Le déclin et l'avenir  La Baie va subir dans la seconde moitié du XVI° siècle une série de tempêtes culminant à l'hiver 1598 par un terrible vimer ou le marais est tout entier submergé, les tas de sel balayés et la production perdue. Mais c'est à l'envasement progressif des chenaux et des ports d'embarquement que la Baie doit le déclin qui s'amorce au XVIIe siècle. Le XVIIIe voit la suppression de nombreuses aires pour augmenter les surfaces d'échauffement, puis l'introduction de la technologie guérandaise des œillets. Rien n'y fait et en 1833, la Baie de Bourgneuf ne représente plus avec ses 5000 tonnes annuelles, que 10% de la production du département. Une politique fiscale favorable aux salines du midi va porter au XIXe siècle, le coup fatal aux marais salants de la Baie. Ils vont progressivement disparaître au milieu du XXe siècle.

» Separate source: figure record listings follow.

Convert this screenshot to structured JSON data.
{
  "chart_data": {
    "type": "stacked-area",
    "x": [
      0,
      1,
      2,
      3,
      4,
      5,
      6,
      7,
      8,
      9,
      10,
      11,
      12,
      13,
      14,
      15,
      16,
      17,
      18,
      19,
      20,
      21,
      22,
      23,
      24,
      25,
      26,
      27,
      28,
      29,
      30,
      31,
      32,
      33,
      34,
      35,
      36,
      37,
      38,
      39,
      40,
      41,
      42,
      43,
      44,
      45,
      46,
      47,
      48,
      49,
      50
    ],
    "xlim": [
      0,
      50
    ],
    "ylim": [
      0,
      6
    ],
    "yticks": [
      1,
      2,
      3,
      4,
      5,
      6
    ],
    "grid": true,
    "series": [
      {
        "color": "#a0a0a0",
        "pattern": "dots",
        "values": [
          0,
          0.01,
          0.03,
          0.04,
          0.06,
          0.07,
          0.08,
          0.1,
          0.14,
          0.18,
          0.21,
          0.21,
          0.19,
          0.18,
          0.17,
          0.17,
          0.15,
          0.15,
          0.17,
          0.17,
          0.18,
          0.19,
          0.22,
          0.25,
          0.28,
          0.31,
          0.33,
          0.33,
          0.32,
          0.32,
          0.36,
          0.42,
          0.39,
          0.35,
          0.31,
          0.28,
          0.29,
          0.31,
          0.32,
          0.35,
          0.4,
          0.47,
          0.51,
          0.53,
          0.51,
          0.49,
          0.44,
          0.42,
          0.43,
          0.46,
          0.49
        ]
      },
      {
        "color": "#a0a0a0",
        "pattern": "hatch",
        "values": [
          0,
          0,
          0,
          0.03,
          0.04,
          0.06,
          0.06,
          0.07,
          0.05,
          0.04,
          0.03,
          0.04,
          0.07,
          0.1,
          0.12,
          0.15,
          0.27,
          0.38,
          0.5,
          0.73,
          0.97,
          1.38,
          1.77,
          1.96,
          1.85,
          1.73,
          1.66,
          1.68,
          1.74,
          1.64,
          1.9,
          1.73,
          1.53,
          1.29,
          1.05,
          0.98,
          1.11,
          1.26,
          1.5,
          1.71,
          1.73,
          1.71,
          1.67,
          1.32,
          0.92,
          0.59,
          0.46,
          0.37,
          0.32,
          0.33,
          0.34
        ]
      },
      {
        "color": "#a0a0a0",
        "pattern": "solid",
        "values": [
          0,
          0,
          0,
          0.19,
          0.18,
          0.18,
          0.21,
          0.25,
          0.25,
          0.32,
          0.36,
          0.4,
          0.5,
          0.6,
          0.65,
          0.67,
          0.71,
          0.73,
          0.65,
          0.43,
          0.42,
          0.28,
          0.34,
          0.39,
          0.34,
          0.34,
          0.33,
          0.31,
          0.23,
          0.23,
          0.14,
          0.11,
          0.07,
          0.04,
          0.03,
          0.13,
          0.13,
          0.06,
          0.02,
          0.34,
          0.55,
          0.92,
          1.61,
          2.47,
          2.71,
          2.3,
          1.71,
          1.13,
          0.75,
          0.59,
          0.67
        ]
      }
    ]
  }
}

Les sauniers de Noirmoutier, à l'instar des paludiers de Guérande, maintiennent cependant vivante la tradition salicole. Après Bouin et Beauvoir, le Pays de Retz avec Bourgneuf et les Moutiers (3 salines) renoue à l'aube du troisième millénaire avec son histoire. L'industrie salicole ne retrouvera pas sa splendeur d'antan causée par une demande exceptionnelle, mais elle peut, au travers d'une réelle activité économique créatrice d'emplois, en s'appuyant sur un tourisme culturel de qualité, contribuer à l'attrait du Pays de Retz et de toute la Baie.